KCC Faculty on Teaching
KCC Faculty on Teaching
How did you get into teaching?
My teaching career started while working as a sterile processing director at Flushing Hospital. I was tutoring sterile processing professionals for their national certification and fell in love with helping others to learn. While working with my staff, I caught the eye of the 1199 union. Training my team and helping them all gain their certification led the union to seek me out to help other individuals who wanted to become certified. I didn’t know it then, but I’d begun nurturing my passion for teaching.
What career did you imagine for yourself when you were in college?
When I was in college, I imagined I’d become a basketball player, playing for a professional team. I majored in liberal arts, concentrating in science and mathematics, but I hadn’t intended on using any of that knowledge. The degree was plan B (or maybe plan C). My plan A was to be a famous NBA basketball player.
What do you love about teaching?
I love the fact I can help someone change their life. I’ve been teaching surgical and sterile processing technology for years and have seen my students start their new careers and gain success. They are buying homes and taking care of their families, even earning promotions and advancing in the profession. It is the most rewarding feeling to hear how my students are prospering.

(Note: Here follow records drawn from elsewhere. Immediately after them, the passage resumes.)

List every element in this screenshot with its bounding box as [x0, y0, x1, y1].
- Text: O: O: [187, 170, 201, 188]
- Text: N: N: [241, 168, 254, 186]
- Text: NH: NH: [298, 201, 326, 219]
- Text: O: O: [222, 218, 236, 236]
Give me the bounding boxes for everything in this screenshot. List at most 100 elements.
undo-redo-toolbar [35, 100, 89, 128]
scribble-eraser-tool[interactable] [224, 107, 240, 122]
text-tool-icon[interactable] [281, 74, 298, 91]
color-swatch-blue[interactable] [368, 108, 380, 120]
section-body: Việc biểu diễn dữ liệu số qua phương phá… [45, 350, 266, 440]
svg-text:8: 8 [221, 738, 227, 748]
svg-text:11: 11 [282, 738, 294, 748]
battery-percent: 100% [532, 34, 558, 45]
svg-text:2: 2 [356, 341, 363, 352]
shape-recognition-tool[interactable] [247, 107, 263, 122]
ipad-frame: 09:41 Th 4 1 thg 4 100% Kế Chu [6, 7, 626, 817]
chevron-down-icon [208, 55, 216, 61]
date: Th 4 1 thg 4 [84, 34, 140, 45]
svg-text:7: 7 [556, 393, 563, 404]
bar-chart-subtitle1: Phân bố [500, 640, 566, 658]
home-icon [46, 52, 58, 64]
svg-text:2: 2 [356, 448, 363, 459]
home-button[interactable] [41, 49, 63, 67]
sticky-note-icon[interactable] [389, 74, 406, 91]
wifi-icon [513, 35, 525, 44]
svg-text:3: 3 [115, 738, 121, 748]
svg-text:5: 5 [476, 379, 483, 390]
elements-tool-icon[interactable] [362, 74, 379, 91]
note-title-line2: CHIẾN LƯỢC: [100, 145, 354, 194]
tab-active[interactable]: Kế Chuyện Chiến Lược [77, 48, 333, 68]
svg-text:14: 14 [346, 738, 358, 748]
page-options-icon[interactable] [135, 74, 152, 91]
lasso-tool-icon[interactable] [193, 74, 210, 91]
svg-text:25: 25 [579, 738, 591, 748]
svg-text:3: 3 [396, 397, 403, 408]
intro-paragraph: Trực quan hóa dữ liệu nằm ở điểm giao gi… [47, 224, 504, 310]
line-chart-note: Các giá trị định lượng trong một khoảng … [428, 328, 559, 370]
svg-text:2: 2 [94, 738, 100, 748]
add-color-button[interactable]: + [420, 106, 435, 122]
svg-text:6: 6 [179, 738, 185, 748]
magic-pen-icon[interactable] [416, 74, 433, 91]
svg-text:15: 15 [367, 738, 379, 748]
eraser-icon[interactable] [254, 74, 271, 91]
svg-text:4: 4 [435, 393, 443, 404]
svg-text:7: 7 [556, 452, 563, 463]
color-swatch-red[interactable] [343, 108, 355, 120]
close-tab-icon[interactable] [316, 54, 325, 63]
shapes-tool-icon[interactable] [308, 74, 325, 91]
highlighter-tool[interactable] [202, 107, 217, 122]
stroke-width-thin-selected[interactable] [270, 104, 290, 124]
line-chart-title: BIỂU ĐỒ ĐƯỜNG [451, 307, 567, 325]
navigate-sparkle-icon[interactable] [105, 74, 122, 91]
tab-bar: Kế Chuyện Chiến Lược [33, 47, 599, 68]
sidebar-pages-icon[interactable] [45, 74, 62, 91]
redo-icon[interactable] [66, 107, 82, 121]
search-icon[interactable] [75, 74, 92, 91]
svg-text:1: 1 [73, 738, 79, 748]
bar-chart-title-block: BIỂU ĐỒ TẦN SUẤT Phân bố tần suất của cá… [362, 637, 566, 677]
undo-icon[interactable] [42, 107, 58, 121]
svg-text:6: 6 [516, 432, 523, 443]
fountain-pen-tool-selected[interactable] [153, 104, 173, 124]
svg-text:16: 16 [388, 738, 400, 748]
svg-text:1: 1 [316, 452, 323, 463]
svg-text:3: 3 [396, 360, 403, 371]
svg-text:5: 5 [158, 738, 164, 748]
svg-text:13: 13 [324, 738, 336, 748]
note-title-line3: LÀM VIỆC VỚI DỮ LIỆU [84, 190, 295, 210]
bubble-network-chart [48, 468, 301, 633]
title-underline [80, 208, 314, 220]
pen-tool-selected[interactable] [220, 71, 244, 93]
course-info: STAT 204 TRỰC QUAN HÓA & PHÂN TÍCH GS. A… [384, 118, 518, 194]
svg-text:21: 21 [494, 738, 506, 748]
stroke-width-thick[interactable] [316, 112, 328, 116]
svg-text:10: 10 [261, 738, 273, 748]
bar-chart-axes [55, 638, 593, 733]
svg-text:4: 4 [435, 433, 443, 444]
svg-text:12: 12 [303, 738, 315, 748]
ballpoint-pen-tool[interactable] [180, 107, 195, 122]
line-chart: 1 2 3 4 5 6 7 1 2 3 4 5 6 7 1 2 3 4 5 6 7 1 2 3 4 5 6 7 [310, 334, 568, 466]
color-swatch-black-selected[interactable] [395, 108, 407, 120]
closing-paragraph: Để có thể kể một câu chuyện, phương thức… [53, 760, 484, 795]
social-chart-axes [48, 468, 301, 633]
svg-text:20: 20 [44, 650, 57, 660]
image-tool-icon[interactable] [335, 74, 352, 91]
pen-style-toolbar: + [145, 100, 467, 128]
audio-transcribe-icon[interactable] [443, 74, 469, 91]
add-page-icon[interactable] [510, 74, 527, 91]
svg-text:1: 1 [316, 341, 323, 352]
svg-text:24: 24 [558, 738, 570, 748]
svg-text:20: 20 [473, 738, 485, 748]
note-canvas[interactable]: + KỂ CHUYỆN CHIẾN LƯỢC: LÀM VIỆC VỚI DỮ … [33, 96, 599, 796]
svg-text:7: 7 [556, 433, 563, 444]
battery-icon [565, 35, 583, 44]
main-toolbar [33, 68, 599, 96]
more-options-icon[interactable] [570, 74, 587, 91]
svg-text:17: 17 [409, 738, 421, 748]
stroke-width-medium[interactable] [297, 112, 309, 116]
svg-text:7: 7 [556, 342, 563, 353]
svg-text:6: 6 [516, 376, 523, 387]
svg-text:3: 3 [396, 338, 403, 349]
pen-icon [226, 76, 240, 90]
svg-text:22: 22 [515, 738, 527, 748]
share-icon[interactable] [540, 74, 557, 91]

What’s your favorite teaching experience?My favorite teaching experience was teaching under contract for the 1199 SEIU training and upgrading fund. I was able to train many students in many NY State hospitals and met a lot of individuals who wanted to learn. The teaching experience was great because they were as excited to learn as I was to teach.
In what ways do you bring your professional experience into the classroom?
I spent over 25 years as a practicing allied health professional. I share all of my experience with students entering the surgical technology profession in my classes. During their clinicals, I show or explain techniques to help them prepare their surgical set-up more efficiently. I challenge their ability to think critically by placing them in similar case scenarios I faced as a surgical technologist. I also explain the evolutionary change to today’s surgical technology.
What advice do you have for current students?
I would advise students interested in any medical field to either volunteer or visit their local hospital. Most students know about nursing and being a doctor and maybe even an X-ray technologist, but many students don’t see the other types of allied health professions that are out there. There are times when I introduce the surgical technology or sterile processing courses to interested students who didn’t know a career in the operating room existed. I remember hearing a student say they believed everyone in the OR needed a minimum of eight to ten years of education just to be there. So, volunteering or visiting different departments at your local hospital helps.